Generally speaking, the concept of a hidden curriculum in schools has become more widely recognized, discussed, and addressed by school leaders and educators in recent decades. Ideas such as “white privilege,” equity, voice, and multicultural education—to name just a few—have arguably led to greater tolerance, understanding, and even celebration of racial,cultural. physical, and cognitive differences in public schools. In addition, school communities, educators, and students are more likely than in past decades to actively and openly reflect on or question their own assumptions, biases, and tendencies, either individually or as a part of a formal school policy, program, or instructional activity. For example, topics such a bullying and diversity are now regularly discussed in public schools, and academic lessons, assignments, readings, and materials are now more likely to include multicultural perspectives, topics, and examples. Political and social pressures, including factors such as the increased scrutiny that has resulted from online media and social networking, may also contribute to greater awareness of unintended lessons and messages in schools. For example, harmful, hurtful, or unhealthy student behaviors are now regularly surfaced on social-networking sites such as Facebook or Twitter, which often leads to greater awareness of student behaviors or social trends.

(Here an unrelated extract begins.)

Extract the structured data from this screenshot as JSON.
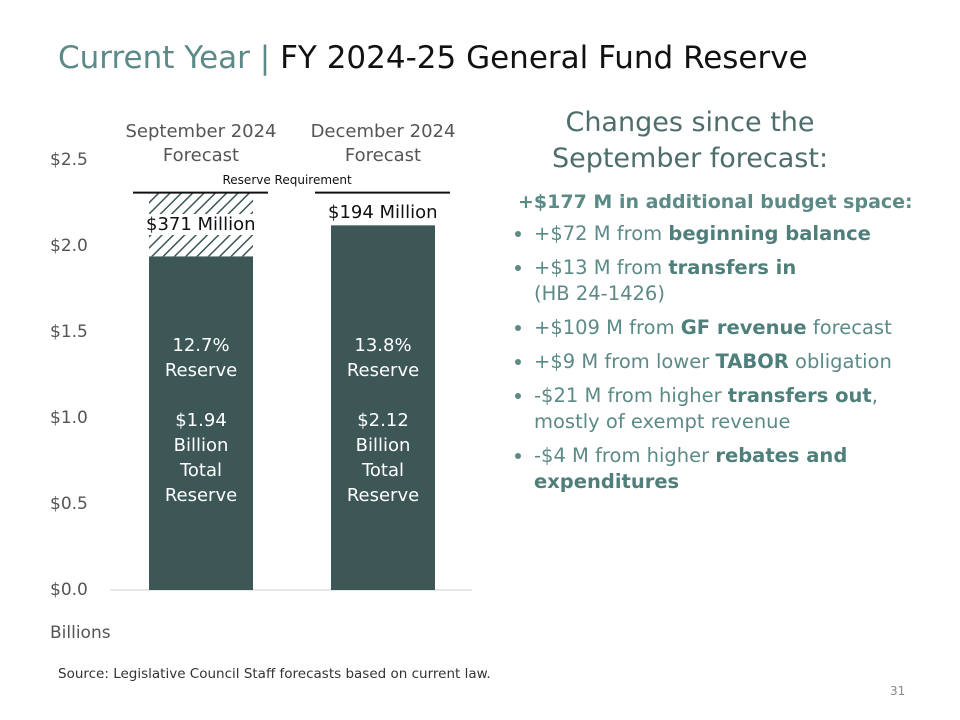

That said, a “hidden curriculum” is, by nature, obscured or unacknowledged, which means that many of its lessons and messages are difficult to perceive or measure for any number of reasons. For example, long-standing policies may become so deeply embedded in a school culture that people simply forget to question them, or a school faculty that prides itself on celebrating multicultural diversity may find it emotionally difficult to acknowledge and openly discuss behaviors that might contradict that self-perceived identity. For this reason, every school will always have some form of hidden curriculum.